Due anime in cerca di una luce. Forse così si può riassumere il viaggio di Agata e di Lince per portare al “Santuario dei respiri” la piccola bimba di Agata, nata morta e quindi destinata – secondo vecchie credenze religiose – al Limbo, ad essere un’anima perduta per l’eternità. Un respiro potrà liberarla e la giovane donna, distrutta da un dolore sempre molto composto e pieno di dignità, vuole assolutamente regalarglielo, a costo di avventurarsi in un territorio montano che non conosce e che non ha mai visto.
Piccolo corpo, opera prima di Laura Samani, presentato in prima mondiale alla Semaine de la Critique al Festival di Cannes 2021, è ambientato in un tempo lontano, quando c’erano le lampade ad olio e la vista di una lampadina sembra qualcosa di profondamente misterioso e Agata (Celeste Cescutti) vive in un piccolo villaggio di pescatori, in riva al mare in quello che oggi è il Friuli Venezia Giulia, come si evince dal dialetto parlato da tutti i personaggi. Avvolto in un bianco denso (già presente nei titoli di coda) lo spettatore entra nel film dal dettaglio del velo bianco che avvolge la giovane gravida, da una luce intensa e dal canto del rito al quale si sottopone, in vista del parto, la giovane per essere protetta dalla Vergine: “Disgrazia va via, entra Maria”, recitano le donne che la circondano. Nella scena successiva, con un forte contrasto cromatico, la scena del parto con un’Agata sfinita che una volta sveglia scopre cos’è accaduto alla sua bambina, seppellita frettolosamente perché il cuore possa dimenticarsene, come le dice la madre. Ma né il corpo con il latte che esce dai suoi seni, né il suo cuore possono riuscirci e la ragazza vive con il tormento di sapere la figlia sola e perduta nel Limbo. Non ricevendo aiuto e conforto dal prete, dal marito e dai genitori, decide di andare da sola al Santuario, dove la piccola potrà emettere un solo respiro e quindi essere battezzata. Durante il viaggio Agata incontra Lince (Ondina Quadri) che sarà guida e voce di quelle montagne (oltre ad essere, come Agata ma in maniera diversa, sola). Il viaggio via mare, per poi avventurarsi sulle montagne inizia con una ninna nanna che sarà anche quella che – con una scena finale di struggente dolcezza e forza espressiva – chiuderà l’avventura della donna e della sua bambina.

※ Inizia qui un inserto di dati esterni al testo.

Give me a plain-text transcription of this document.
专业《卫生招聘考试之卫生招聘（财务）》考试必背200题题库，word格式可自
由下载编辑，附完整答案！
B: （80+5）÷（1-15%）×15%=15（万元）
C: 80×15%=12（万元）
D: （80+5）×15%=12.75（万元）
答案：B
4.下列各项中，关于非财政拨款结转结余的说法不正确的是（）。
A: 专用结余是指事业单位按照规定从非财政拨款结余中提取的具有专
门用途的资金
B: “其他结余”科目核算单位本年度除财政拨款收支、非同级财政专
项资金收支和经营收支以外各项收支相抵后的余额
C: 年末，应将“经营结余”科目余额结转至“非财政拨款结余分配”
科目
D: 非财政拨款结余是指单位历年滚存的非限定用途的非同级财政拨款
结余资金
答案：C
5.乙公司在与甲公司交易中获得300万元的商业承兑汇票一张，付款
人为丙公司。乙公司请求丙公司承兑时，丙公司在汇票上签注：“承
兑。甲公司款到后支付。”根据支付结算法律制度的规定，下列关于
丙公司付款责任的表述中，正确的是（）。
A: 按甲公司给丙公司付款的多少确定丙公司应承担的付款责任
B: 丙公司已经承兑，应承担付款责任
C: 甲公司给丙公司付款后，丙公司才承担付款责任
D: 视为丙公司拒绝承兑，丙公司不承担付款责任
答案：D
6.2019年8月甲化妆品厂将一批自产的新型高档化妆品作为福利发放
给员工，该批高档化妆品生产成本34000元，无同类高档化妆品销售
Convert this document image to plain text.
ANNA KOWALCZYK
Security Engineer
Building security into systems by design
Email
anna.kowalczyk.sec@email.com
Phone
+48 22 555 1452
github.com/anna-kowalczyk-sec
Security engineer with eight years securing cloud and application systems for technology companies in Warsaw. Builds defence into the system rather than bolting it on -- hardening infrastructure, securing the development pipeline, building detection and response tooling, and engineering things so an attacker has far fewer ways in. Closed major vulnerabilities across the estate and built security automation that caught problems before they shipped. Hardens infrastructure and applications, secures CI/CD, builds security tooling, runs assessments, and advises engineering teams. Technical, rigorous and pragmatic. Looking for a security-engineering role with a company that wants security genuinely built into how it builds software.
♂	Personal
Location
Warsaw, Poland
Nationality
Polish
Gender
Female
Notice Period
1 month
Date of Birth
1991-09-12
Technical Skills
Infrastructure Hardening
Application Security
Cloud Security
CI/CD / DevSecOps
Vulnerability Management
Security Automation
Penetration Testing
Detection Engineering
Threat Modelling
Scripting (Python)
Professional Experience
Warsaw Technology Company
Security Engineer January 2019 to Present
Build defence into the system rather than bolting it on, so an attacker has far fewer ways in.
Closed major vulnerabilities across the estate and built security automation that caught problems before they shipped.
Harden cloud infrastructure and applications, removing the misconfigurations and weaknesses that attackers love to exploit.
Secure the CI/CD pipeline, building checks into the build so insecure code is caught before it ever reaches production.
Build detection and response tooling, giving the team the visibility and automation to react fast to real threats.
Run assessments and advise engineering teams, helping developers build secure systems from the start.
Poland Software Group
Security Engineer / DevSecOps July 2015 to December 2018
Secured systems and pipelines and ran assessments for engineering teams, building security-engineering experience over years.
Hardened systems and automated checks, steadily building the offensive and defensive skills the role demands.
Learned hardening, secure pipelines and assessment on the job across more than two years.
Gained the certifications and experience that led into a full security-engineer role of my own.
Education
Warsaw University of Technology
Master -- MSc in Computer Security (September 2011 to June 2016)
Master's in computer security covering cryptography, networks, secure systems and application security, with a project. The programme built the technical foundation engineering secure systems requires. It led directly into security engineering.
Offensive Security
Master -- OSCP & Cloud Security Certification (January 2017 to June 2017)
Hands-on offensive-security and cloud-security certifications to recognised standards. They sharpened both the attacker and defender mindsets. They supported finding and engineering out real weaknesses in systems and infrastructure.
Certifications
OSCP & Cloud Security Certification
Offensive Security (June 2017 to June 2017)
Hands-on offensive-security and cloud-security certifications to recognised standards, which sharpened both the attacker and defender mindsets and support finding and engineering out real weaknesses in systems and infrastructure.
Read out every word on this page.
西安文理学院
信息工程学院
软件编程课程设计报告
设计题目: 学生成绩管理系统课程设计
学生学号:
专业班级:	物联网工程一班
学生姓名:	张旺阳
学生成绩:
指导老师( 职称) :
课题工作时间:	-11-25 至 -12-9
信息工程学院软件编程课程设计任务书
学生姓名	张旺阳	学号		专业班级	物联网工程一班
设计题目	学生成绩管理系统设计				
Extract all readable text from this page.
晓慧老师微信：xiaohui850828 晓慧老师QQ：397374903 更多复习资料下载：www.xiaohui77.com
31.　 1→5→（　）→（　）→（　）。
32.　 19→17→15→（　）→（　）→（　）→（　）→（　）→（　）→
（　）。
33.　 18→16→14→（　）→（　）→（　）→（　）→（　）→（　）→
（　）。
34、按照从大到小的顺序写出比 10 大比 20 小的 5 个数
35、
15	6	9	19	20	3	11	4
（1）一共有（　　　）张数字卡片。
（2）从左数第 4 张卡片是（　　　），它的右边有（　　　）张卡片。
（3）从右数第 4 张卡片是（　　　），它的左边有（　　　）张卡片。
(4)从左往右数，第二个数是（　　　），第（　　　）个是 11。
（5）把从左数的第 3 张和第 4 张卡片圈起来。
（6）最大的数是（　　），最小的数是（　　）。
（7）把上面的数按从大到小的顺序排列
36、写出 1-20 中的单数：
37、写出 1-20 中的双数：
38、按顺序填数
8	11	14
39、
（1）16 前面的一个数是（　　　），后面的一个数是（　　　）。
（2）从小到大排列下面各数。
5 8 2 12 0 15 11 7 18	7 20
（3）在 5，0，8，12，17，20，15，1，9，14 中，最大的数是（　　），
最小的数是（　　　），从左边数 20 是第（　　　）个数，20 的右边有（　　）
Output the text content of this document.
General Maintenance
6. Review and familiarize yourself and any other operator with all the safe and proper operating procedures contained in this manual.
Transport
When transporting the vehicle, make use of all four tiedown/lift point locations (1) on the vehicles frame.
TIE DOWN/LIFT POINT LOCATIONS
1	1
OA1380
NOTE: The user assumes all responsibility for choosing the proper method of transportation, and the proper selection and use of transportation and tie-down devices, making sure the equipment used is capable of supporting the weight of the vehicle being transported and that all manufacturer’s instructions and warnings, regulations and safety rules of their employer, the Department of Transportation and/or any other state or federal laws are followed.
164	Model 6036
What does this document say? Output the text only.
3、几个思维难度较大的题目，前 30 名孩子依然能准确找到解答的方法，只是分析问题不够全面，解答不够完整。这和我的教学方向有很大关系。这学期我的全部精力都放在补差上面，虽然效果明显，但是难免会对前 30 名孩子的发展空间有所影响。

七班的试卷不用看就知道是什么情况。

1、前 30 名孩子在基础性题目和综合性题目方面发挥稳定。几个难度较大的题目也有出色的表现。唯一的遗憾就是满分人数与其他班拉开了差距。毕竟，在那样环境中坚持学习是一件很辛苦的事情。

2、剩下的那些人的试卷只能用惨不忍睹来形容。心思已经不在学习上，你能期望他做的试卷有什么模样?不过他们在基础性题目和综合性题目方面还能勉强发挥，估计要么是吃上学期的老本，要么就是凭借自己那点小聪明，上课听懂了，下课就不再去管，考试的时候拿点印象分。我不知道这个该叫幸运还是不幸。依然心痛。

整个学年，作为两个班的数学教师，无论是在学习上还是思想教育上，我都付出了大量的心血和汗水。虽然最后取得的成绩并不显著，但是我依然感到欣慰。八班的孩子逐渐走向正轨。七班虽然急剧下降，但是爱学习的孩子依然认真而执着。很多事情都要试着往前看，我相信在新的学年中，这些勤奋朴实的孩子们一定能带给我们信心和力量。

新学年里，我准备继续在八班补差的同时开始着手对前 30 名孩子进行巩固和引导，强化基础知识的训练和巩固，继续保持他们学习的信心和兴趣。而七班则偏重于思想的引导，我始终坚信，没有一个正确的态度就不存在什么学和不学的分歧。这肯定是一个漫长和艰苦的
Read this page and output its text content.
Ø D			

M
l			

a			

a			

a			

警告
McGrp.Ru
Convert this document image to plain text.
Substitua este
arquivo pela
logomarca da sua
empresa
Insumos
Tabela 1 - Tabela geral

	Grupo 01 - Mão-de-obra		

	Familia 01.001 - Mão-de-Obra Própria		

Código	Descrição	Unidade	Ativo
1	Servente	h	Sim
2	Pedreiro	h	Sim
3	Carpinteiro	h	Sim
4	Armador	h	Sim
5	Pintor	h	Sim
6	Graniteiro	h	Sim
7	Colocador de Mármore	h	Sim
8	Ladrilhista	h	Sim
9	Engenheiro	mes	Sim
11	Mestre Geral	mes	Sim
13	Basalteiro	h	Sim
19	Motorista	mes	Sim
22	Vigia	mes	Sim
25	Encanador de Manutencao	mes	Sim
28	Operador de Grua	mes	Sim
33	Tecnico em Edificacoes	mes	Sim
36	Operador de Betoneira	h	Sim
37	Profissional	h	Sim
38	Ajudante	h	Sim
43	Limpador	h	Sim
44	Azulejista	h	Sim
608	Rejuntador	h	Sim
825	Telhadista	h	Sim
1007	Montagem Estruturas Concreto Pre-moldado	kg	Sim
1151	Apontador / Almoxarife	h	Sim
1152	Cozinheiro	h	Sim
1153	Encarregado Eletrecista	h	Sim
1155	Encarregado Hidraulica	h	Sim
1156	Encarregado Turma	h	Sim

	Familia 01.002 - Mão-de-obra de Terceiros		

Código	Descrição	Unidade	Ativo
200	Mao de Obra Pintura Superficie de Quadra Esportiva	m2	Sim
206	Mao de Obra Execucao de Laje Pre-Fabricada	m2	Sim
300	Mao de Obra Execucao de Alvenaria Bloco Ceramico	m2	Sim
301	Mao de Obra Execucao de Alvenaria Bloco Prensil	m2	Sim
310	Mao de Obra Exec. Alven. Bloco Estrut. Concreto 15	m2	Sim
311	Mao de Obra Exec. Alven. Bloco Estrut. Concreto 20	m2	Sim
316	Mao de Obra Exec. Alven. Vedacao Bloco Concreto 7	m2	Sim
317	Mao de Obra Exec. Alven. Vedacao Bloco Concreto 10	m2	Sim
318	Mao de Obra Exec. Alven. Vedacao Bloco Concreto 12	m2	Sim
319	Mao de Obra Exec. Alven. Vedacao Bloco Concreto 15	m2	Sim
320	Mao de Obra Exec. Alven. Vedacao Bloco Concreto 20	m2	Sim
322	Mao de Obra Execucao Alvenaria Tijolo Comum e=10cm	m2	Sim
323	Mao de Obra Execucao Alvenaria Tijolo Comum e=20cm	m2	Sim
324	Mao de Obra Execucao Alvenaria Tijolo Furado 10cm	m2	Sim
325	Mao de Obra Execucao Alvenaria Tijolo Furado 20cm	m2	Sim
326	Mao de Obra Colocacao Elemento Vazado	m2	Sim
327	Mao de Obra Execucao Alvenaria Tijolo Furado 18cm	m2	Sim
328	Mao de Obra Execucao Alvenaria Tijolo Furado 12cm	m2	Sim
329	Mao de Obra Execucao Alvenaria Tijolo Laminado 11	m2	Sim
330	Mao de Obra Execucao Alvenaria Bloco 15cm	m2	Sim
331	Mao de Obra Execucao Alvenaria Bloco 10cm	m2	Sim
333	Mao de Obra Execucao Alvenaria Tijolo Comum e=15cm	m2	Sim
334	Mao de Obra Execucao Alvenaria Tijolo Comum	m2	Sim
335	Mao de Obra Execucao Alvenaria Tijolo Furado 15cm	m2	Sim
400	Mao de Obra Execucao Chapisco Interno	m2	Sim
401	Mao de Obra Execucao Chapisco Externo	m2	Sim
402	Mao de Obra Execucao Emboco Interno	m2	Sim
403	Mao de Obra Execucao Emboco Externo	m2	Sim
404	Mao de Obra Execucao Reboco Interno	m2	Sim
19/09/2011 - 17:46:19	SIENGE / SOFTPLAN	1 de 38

Laura Samani torna a Cannes con il suo primo lungometraggio, dopo aver presentato nel 2016 in Cinéfondation La santa che dorme, il suo corto di diploma al Centro Sperimentale di cinematografia di Roma. Anche nel corto erano presenti due giovani (più piccole per età di Agata e di Lince) e la ricerca di un “miracolo”, in quelle stesse montagne, in quello stesso Friuli che ha dato i natali alla regista e che la cineasta voleva esplorare, tornando su una storia poco nota ai più ma che ha invece riguardato molti territori dell’arco alpino (dall’Italia alla Francia) dove erano sorti oltre duecento Santuari come quello di Trava, protagonista nel film. Viste le difficoltà per raggiungerli, i viaggi erano compiuti solitamente dai padri dei bimbi nati morti. Samani ha iniziato a sviluppare la sceneggiatura con Marco Borromei e Elisa Dondi, partendo proprio dall’idea che fosse invece la madre a percorrere il tragitto con il peso del feto che dalla pancia si sposta sulla schiena. E, come afferma anche durante la nostra intervista, camminando ha trovato, con le sue attrice, il passo e il respiro del film che inizia con un velo che copre e poi mostra per la prima volta lo sguardo della protagonista e che continuerà, metaforicamente, a sollevare veli sullo sguardo dello spettatore che affianca Agata e Lince e ne indaga il dolore indicibile della perdita di un figlio e la profonda solitudine.
Come detto nell’intervista Samani usa molti campi lunghi, poco usati ne La santa che dorme. In Piccolo corpo rende il paesaggio protagonista della storia, crea una drammaturgia con lo spazio che ha reso possibile la narrazione di una storia così struggente ma anche carica di determinazione. Un’opera prima piena di ricerca dove il respiro dello spettatore è cadenzato dal ritmo delle immagini, con una luce naturale che rivela la forza espressiva sui volti del personaggi e una macchina da presa che viaggia con loro e che – come spiega l’autrice – sa “faticare insieme a loro”.
Il film è stato prodotto da Nadia Trevisan e Alberto Fasulo di Nefertiti film e da Rai cinema, in co-produzione con Tomsa Films e Vertigo.